PEKANBARU (RIAUPOS.CO) - Bagaimana sebenarnya kita memaknai sebuah kebahagiaan. Apakah sesuatu yang kita dapatkan di akhir atau posisi yang diraih pada saat di puncak. Sungguh sayang sebetulnya kalau dilihat seperti itu. Berada di akhir atau di puncak sifatnya sementara dan kadang tidak begitu lama. Sebagian dari kita sering mengorbankan banyak hal untuk menggapai puncak kebahagiaan. Padahal kita bisa mendapatkan itu, saat mendakinya. Artinya, setiap saat kita bisa menciptakan kebahagiaan-kebahagiaan yang tak terbatas, tidak kenal waktu dan tempat.

Lalu, bagaimana untuk mendapatkannya. Salah satu yang bisa diterapkan adalah seperti yang disampaikan oleh Imam Ibnul Qayyim Al-Jauziyyah. Secara ringkas dinyatakan bahwa tanda-tanda kebahagiaan seseorang itu ada tiga. Pertama, adalah apabila mendapatkan nikmat, maka ia akan mensyukuri nikmat tersebut. Kedua, apabila mendapatkan musibah ia akan senantiasa bersabar. Ketiga, apabila berbuat dosa, maka ia akan langsung bertaubat kepada Allah SWT.


Selalu bersyukur terhadap segala yang didapat sebagai nikmat dari Allah SWT merupakan salah satu kunci utama kebahagiaan. Mempunyai keluarga yang sholeh, lingkungan yang baik, rezeki yang halal, semangat untuk terus belajar, serta umur yang panjang merupakan nikmat bahagia yang tidak tergantikan. Sebagaimana yang disampaikan oleh Imam Syafi’i. Begitu juga dengan posisi atau peran yang kita dapatkan saat ini, dengan tidak melihat tinggi-rendah atau besar-kecilnya, sepanjang kita dapat mensyukurinya, Insya Allah akan menjadi kunci kebahagiaan.

Setiap orang yang hidup di dunia ini mempunyai posisi yang berbeda-beda. Satu sama lain membentuk sebuah sistem dan sinergi kehidupan yang saling mengisi dan melengkapi. Hakikatnya posisi ini tidak bisa diperbandingkan karena semua mempunyai kontribusi penting sesuai dengan perannya masing-masing. Namun demikian, soal posisi atau peran ini menjadi hal yang paling rentan untuk tidak disyukuri. Potensi membanding-bandingkan posisi saat ini dengan posisi yang berbeda atau dengan posisi orang lain sangat mungkin terjadi. Dalam pandangan sempitnya, orang seperti ini merasa akan bersyukur pada saat menggapai posisi yang dikehendakinya.
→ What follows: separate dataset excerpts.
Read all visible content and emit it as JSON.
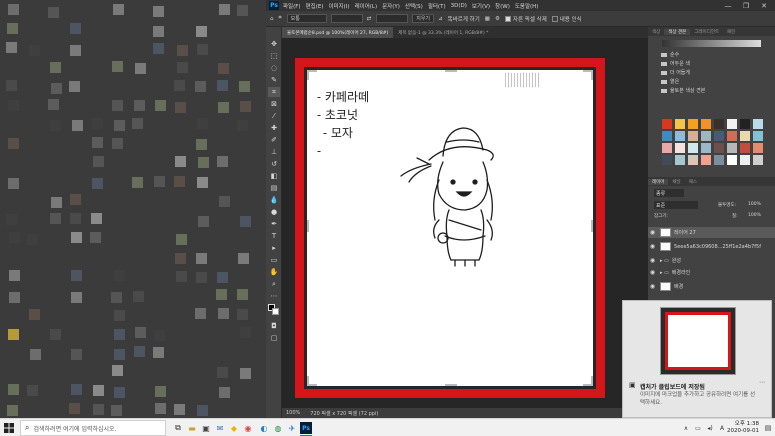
{
  "menubar": {
    "app_label": "Ps",
    "items": [
      "파일(F)",
      "편집(E)",
      "이미지(I)",
      "레이어(L)",
      "문자(Y)",
      "선택(S)",
      "필터(T)",
      "3D(D)",
      "보기(V)",
      "창(W)",
      "도움말(H)"
    ]
  },
  "options_bar": {
    "style_value": "보통",
    "clear_label": "지우기",
    "straighten_label": "똑바르게 하기",
    "delete_cropped_label": "자른 픽셀 삭제",
    "content_aware_label": "내용 인식"
  },
  "doc_tabs": [
    {
      "label": "율토본메럽순8.psd @ 100%(레이어 27, RGB/8#)"
    },
    {
      "label": "제목 없음-1 @ 33.3% (레이어 1, RGB/8#) *"
    }
  ],
  "statusbar": {
    "zoom": "100%",
    "doc_info": "720 픽셀 x 720 픽셀 (72 ppi)"
  },
  "canvas_text": [
    "카페라떼",
    "초코넛",
    "모자"
  ],
  "swatches_panel": {
    "tabs": [
      "색상",
      "색상 견본",
      "그레이디언트",
      "패턴"
    ],
    "folders": [
      "순수",
      "어두운 색",
      "더 어둡게",
      "옅은",
      "율토본 색상 견본"
    ],
    "colors": [
      "#d9381e",
      "#f3c44a",
      "#f4a020",
      "#f2912c",
      "#3a2f2b",
      "#f2f2f2",
      "#222222",
      "#b9dbe8",
      "#3e8bbd",
      "#8fbbd6",
      "#d7b08f",
      "#a1b5bf",
      "#4a5a74",
      "#d46b55",
      "#ecd9a8",
      "#7fc3d6",
      "#e8a8a8",
      "#f6e1e1",
      "#d1e8ec",
      "#9ab8c9",
      "#6d4f4e",
      "#b8b8b8",
      "#c14d3f",
      "#e78b6e",
      "#454a56",
      "#a6c6d2",
      "#d9c6b3",
      "#f0a28f",
      "#7e8d9b",
      "#ffffff",
      "#eeeeee",
      "#cfcfcf"
    ]
  },
  "layers_panel": {
    "tabs": [
      "레이어",
      "채널",
      "패스"
    ],
    "kind_label": "종류",
    "blend_mode": "표준",
    "opacity_label": "불투명도:",
    "opacity_value": "100%",
    "lock_label": "잠그기:",
    "fill_label": "칠:",
    "fill_value": "100%",
    "layers": [
      {
        "name": "레이어 27",
        "selected": true
      },
      {
        "name": "5eee5a63c09608...25ff1e2a4b7f5f",
        "selected": false
      },
      {
        "name": "완성",
        "selected": false
      },
      {
        "name": "배경라인",
        "selected": false
      },
      {
        "name": "배경",
        "selected": false
      }
    ]
  },
  "toast": {
    "title": "캡처가 클립보드에 저장됨",
    "body": "이미지에 마크업을 추가하고 공유하려면 여기를 선택하세요."
  },
  "taskbar": {
    "search_placeholder": "검색하려면 여기에 입력하십시오.",
    "time": "오후 1:38",
    "date": "2020-09-01",
    "ime": "A"
  },
  "colors": {
    "red_frame": "#d4161b",
    "ps_accent": "#31a8ff"
  }
}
Penyakit hati seperti ketidakpuasan, rasa iri dengki, dan selalu menganggap posisi orang lain lebih enak menjadi penyebab luputnya bersyukur terhadap posisi yang diamanatkan. Bahkan, karena obsesinya kadang ada yang menggunakan berbagai macam cara untuk memperoleh posisi yang dikehendaki. Tetapi, nyatanya orang seperti ini akan selalu merasa tidak cukup dan tidak puas sehingga hidupnya tidak tenang.

Ada sebuah cerita menarik tentang obsesi mengejar posisi ini. Seorang tukang pemecah batu gunung merasa pekerjaannya sangat berat dan selalu kepanasan di tengah terik sinar mentari. Lalu dia berpikir begitu enaknya menjadi matahari yang bisa menerangi dan memanasi bumi. Tiba-tiba keinginannya dikabulkan, jadilah dia matahari.

Dengan perannya yang baru, dia sesukanya menerangi dan memanasi bumi. Akan tetapi ada satu saat dimana pandangannya kabur karena terhalang oleh awan dan penduduk bumi bersorak karena ada keteduhan. Mulailah dia berpikir untuk bisa menjadi awan, kelihatanya enak, bisa membuat manusia di bumi bahagia.

Ternyata, peran inipun dia tidak puas karena awan gampang hilang menjadi hujan dan terbawa angin. Muncullah keinginan menjadi angin yang bisa memindah-mindahkan sesuatu sesuka hati. Setelah menjadi angin semua benda bisa didorong serta digerakkan, kecuali sang gunung.

Obsesinya berubah lagi ingin menjadi gunung karena merasa kuat dan kokoh tanpa ada yang bisa menggerakkan atau memindahkan. Jadilah dia gunung. Tiba-tiba dia merasa sakit karena tubuhnya ada orang yang memukul-memukul. Ternyata tukang batu yang melakukannya. Akhirnya dia meminta kembali menjadi tukang batu.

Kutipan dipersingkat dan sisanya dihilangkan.